Embedding benchmark on the corpus
Which embedding model gives the best retrieval (recall@k, nDCG) on multilingual classical text — and is the most expensive one actually worth it?
Most projects pick an embedding model by reputation. I want a number on my own data before committing.
GraphRAG vs. vanilla RAG
Does modelling narrator/transmission relationships as a graph measurably beat flat vector retrieval for multi-hop scholarly questions?
GraphRAG is widely claimed to help; I want a reproducible, honest comparison on a real corpus rather than a vibe.
Domain-adapted embeddings
Can a fine-tuned embedding model on Arabic/Persian religious text beat off-the-shelf models on retrieval, and by how much?
General embeddings underperform on specialised, multilingual text. This tests whether adaptation pays for itself.
Quantization: recall vs. memory vs. latency
How much retrieval quality do I lose by compressing embeddings (PQ / binary) — and how much cheaper does serving get?
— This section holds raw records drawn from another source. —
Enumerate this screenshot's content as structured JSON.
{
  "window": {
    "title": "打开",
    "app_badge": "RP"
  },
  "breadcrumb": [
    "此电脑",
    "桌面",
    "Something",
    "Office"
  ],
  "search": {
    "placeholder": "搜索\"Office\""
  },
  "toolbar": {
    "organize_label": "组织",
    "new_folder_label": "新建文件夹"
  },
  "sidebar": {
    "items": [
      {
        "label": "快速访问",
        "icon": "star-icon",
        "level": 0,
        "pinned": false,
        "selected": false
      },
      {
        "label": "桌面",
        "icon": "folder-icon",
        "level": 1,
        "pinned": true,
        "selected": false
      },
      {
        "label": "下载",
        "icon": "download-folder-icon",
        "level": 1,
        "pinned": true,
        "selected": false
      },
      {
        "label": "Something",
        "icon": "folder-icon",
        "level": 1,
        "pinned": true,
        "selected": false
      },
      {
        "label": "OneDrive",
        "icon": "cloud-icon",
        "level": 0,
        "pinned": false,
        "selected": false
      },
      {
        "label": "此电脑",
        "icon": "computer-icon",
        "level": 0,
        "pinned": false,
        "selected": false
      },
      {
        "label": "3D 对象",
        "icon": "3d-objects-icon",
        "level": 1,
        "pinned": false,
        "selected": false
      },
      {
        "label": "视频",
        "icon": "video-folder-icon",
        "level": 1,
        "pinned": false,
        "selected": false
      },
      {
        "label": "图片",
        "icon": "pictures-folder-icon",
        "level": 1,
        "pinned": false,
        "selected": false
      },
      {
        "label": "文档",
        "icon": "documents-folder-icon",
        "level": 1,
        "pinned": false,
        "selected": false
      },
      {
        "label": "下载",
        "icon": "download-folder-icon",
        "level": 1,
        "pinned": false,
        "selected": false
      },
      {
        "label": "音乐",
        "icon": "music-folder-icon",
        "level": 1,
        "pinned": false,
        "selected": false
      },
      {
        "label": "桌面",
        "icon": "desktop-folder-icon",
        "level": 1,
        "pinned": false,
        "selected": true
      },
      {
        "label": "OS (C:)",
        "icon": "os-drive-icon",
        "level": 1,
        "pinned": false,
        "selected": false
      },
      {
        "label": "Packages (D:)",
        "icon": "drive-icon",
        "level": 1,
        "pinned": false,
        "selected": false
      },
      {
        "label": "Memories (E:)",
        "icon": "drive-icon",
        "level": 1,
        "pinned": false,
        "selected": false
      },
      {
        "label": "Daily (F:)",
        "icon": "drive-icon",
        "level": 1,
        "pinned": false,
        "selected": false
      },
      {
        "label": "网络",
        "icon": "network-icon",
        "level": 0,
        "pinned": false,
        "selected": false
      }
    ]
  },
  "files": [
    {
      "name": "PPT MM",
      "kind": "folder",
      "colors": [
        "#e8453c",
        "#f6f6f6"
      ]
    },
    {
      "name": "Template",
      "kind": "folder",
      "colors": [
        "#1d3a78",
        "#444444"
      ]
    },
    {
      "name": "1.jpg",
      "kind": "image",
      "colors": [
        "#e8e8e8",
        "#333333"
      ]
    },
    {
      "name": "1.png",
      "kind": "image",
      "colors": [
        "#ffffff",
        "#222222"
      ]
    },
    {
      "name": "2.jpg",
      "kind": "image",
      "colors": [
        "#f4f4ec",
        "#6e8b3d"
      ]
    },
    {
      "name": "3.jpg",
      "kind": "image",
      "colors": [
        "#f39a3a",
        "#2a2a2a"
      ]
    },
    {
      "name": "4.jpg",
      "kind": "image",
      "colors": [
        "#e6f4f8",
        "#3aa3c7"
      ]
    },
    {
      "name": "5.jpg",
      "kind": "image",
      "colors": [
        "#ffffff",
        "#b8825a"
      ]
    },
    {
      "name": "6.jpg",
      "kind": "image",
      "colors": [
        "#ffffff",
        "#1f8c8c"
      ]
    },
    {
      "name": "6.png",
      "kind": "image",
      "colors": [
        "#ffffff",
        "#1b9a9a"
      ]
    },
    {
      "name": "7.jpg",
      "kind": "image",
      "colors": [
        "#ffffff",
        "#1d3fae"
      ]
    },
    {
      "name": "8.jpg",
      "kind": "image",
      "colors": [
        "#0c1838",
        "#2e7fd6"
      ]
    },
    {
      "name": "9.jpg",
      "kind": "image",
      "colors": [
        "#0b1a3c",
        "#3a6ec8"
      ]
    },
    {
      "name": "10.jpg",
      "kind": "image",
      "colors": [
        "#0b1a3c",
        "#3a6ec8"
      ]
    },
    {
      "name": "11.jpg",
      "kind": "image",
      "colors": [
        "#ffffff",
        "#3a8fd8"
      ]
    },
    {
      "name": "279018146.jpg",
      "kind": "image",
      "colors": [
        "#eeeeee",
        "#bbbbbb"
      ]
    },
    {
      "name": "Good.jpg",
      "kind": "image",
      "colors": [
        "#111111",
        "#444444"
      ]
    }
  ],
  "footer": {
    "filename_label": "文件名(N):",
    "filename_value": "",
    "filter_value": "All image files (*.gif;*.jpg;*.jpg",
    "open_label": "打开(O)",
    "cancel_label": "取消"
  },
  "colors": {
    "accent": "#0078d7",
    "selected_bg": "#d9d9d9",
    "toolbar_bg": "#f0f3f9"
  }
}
Storing and serving millions of full-precision vectors is expensive; the tradeoff curve should be measured, not guessed.
Methodology
How I run these: a fixed golden set of questions over the real corpus, retrieval scored with recall@k and nDCG, and answer quality checked for faithfulness against the cited sources. Results get written up only once the numbers are real — no cherry-picking, and the eval set is versioned so comparisons stay honest.